To form a solution, there are three processes:

1. Separation of solute molecules, overcoming the attraction forces between solvent molecules, this requires energy input. (Enthalpy greater than zero)
2. Separation of solvent molecules, overcoming the attraction forces between solvent molecules, this also requires energy input. (Therefore, enthalpy greater than zero.)
3. Formation of nteractions between solute molecules and solvent molecules

Let’s give symbols for the energy changes of the each step mention above:

ΔH₁ – for separation of solute molecules (ΔH₁ > 0, absorbs heat/energy)

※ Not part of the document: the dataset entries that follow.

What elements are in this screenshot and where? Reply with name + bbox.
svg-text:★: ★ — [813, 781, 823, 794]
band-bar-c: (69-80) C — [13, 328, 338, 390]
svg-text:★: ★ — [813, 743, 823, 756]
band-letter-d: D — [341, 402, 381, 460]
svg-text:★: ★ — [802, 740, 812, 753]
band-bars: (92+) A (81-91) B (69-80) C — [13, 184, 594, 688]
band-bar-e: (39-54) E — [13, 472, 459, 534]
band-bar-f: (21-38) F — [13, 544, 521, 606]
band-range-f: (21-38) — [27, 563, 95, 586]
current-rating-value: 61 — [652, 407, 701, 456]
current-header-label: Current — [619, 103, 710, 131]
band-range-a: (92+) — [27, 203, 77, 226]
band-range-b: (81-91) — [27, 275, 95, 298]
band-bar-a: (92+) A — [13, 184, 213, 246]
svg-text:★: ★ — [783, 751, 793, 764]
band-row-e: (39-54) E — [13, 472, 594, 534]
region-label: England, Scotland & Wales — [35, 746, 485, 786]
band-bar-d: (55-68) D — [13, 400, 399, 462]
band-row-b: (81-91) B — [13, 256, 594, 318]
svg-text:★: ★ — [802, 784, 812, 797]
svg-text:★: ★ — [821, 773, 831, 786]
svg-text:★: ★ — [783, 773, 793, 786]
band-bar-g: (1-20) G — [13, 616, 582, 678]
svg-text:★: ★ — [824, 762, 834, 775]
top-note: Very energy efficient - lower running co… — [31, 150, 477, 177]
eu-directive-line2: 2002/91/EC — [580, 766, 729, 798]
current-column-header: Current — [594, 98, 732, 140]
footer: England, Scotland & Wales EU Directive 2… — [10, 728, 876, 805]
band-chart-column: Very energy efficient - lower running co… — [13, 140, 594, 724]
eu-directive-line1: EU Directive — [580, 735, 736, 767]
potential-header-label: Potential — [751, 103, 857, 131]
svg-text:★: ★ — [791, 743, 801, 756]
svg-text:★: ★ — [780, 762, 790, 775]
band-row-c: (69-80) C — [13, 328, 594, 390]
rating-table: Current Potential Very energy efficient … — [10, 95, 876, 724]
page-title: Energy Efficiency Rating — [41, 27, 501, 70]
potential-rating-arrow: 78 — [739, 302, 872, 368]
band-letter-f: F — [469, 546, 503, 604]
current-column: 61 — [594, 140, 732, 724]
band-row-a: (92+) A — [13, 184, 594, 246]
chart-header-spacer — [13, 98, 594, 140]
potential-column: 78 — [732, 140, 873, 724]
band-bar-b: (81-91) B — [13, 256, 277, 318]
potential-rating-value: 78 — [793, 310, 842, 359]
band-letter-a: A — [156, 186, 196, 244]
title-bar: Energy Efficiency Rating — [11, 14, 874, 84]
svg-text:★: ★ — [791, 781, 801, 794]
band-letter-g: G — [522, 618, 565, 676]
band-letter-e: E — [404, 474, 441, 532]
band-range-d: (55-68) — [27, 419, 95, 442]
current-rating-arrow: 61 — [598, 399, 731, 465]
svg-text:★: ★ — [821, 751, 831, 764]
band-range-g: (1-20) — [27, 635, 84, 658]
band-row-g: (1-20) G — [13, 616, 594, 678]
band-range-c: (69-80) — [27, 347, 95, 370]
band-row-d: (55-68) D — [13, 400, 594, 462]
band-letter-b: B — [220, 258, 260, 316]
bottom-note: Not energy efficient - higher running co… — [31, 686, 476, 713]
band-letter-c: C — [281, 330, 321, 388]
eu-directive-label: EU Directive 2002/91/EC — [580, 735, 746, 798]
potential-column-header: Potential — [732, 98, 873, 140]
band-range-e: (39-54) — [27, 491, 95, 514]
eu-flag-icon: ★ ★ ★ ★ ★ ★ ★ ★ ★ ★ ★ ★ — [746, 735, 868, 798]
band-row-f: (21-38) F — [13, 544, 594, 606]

ΔH₂ – for separation of solvent molecules (ΔH2 > 0, absorbs heat/energy)

ΔH₃ – for formation of interactions between solute molecules and solvent molecules (ΔH₃ < 0, releases heat/energy)

So the total enthalpy change is: ΔH = ΔH₁ + ΔH₂ + ΔH₃

 

When will addition of solute to solvent be accompanied by cooling then?

Answer is, when ΔH₁ + ΔH₂ + ΔH₃ is > 0, because cooling means total enthalpy > 0. Therefore Absolute value of ΔH₃   < Absolute value of (ΔH₁ + ΔH₂₎ (remember ΔH₁ + ΔH₂    is always positive, so if the solution formation is ended up with cooling, total enthalpy is greater than zero for the reason of having greater absolute value of (ΔH₁ + ΔH₂ ).

When will addition of solute to solvent be accompanied by getting hotter then?

Answer is, when ΔH₁ + ΔH₂ + ΔH₃ is < 0, because hotter means total enthalpy < 0. Therefore Absolute value of ΔH₃   > Absolute value of (ΔH₁ + ΔH₂₎ (remember ΔH₃ is always negative, so if the solution formation is ended up with getting hotter, total enthalpy is less than zero for the reason of having greater absolute value of ΔH₃.